With all the hype lately about Kim Kardashian and her psoriasis, it’s becoming a hot topic. The paparazzi went a little haywire there for a couple weeks, trying to get pictures of her legs or arms and the red bumps and scales. This is what you get for being in the spotlight and broadcasting such intimate medical details, I guess, but such exploitation makes me feel sick.
Unlike some of the other skin conditions we’ve discussed on this blog, psoriasis is a chronic condition. Once identified and treated with medication and/or lifestyle changes, it can go into remission, but it’s a disorder people have to live with forever. Psoriasis is an immune-mediated disease, which means that some faulty wiring in a person’s immune systems puts skin cell production into overdrive. Dead cells don’t slough off the skin’s surface as fast as new cells are produced, and gather and become patches or rashes, and can become quite painful.
The good news: it’s not communicable. (Remember this if you try to call in sick to work with psoriasis!)
The bad news: most doctors agree that it’s hereditary. So by saying “it’s not communicable” does not mean you didn’t get it from SOMEone.

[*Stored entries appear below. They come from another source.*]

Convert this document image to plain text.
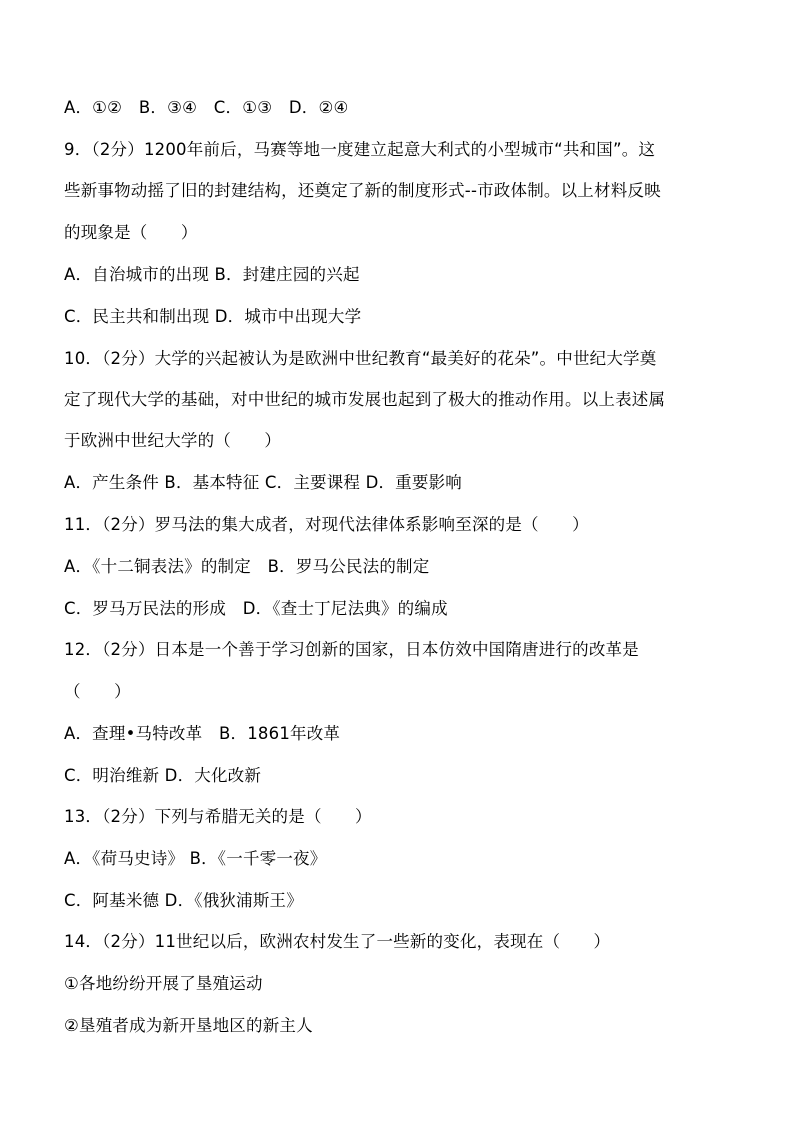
A．①②　B．③④　C．①③　D．②④
9．（2分）1200年前后，马赛等地一度建立起意大利式的小型城市“共和国”。这
些新事物动摇了旧的封建结构，还奠定了新的制度形式--市政体制。以上材料反映
的现象是（　　）
A．自治城市的出现 B．封建庄园的兴起
C．民主共和制出现 D．城市中出现大学
10．（2分）大学的兴起被认为是欧洲中世纪教育“最美好的花朵”。中世纪大学奠
定了现代大学的基础，对中世纪的城市发展也起到了极大的推动作用。以上表述属
于欧洲中世纪大学的（　　）
A．产生条件 B．基本特征 C．主要课程 D．重要影响
11．（2分）罗马法的集大成者，对现代法律体系影响至深的是（　　）
A．《十二铜表法》的制定　B．罗马公民法的制定
C．罗马万民法的形成　D．《查士丁尼法典》的编成
12．（2分）日本是一个善于学习创新的国家，日本仿效中国隋唐进行的改革是
（　　）
A．查理•马特改革　B．1861年改革
C．明治维新 D．大化改新
13．（2分）下列与希腊无关的是（　　）
A．《荷马史诗》 B．《一千零一夜》
C．阿基米德 D．《俄狄浦斯王》
14．（2分）11世纪以后，欧洲农村发生了一些新的变化，表现在（　　）
①各地纷纷开展了垦殖运动
②垦殖者成为新开垦地区的新主人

There are several different ways psoriasis afflicts people:
• Red, patchy skin covered in flaky white scales (most common) (Plaque)
• Very intense redness that covers large portions of skin (Erythrodermic)
• Small pink dots on the skin (Guttate)
• Skin redness in places where skin touches skin: groin, armpits and behind the knees, etc (Inverse)
• White blisters with red skin (Pustular)
In general, consult a doctor for any persistent rash or skin irritation, and you might suspect psoriasis if there’s a family history of it and you see flaky, scaly skin.
Most experts agree that the cause of psoriasis is simple genetics. It comes on sometime between the ages 15 and 35, showing up as a rash or red, flaky skin. An outbreak can appear because of a variety of factors:
• Inadequate sunlight
• Overexposure to sunlight (there’s just no winning, I guess)
• Excessive alcohol consumption
• Some kinds of medicine (see also “Your Prozac might be making you scratch”)
• Infections (bacterial or viral)
• Excessive dryness (both environmental—air—and physical—skin)
Treatments: the clinical and the wild
Sadly, there’s no getting rid of it; we just have to learn to cope and be as comfortable as possible. There are a wide variety of creams and ointments available that could help (cortisone is commonly used), pills and injections, and even phototherapy. If you feel like stress is one of your outbreak triggers, you might consider taking yoga or getting acupuncture to help you relax. Or lay back in a nice, soothing oatmeal bath (there are several brands out there for bath supplements you just sprinkle in).
There are a number of wild claims on the Internet about cures, but take them with a grain of salt and big fat suitcase of skepticism. Before embarking on any treatment, discuss it with a dermatologist you trust (not just your GP), and if you don’t like what she says, seek a second opinion.
Are there any horror stories out there about dealing with psoriasis? What treatments have you tried, and how did they work? Any advice on what to ask a dermatologist regarding treatments or research on cures? Let us know in the comments!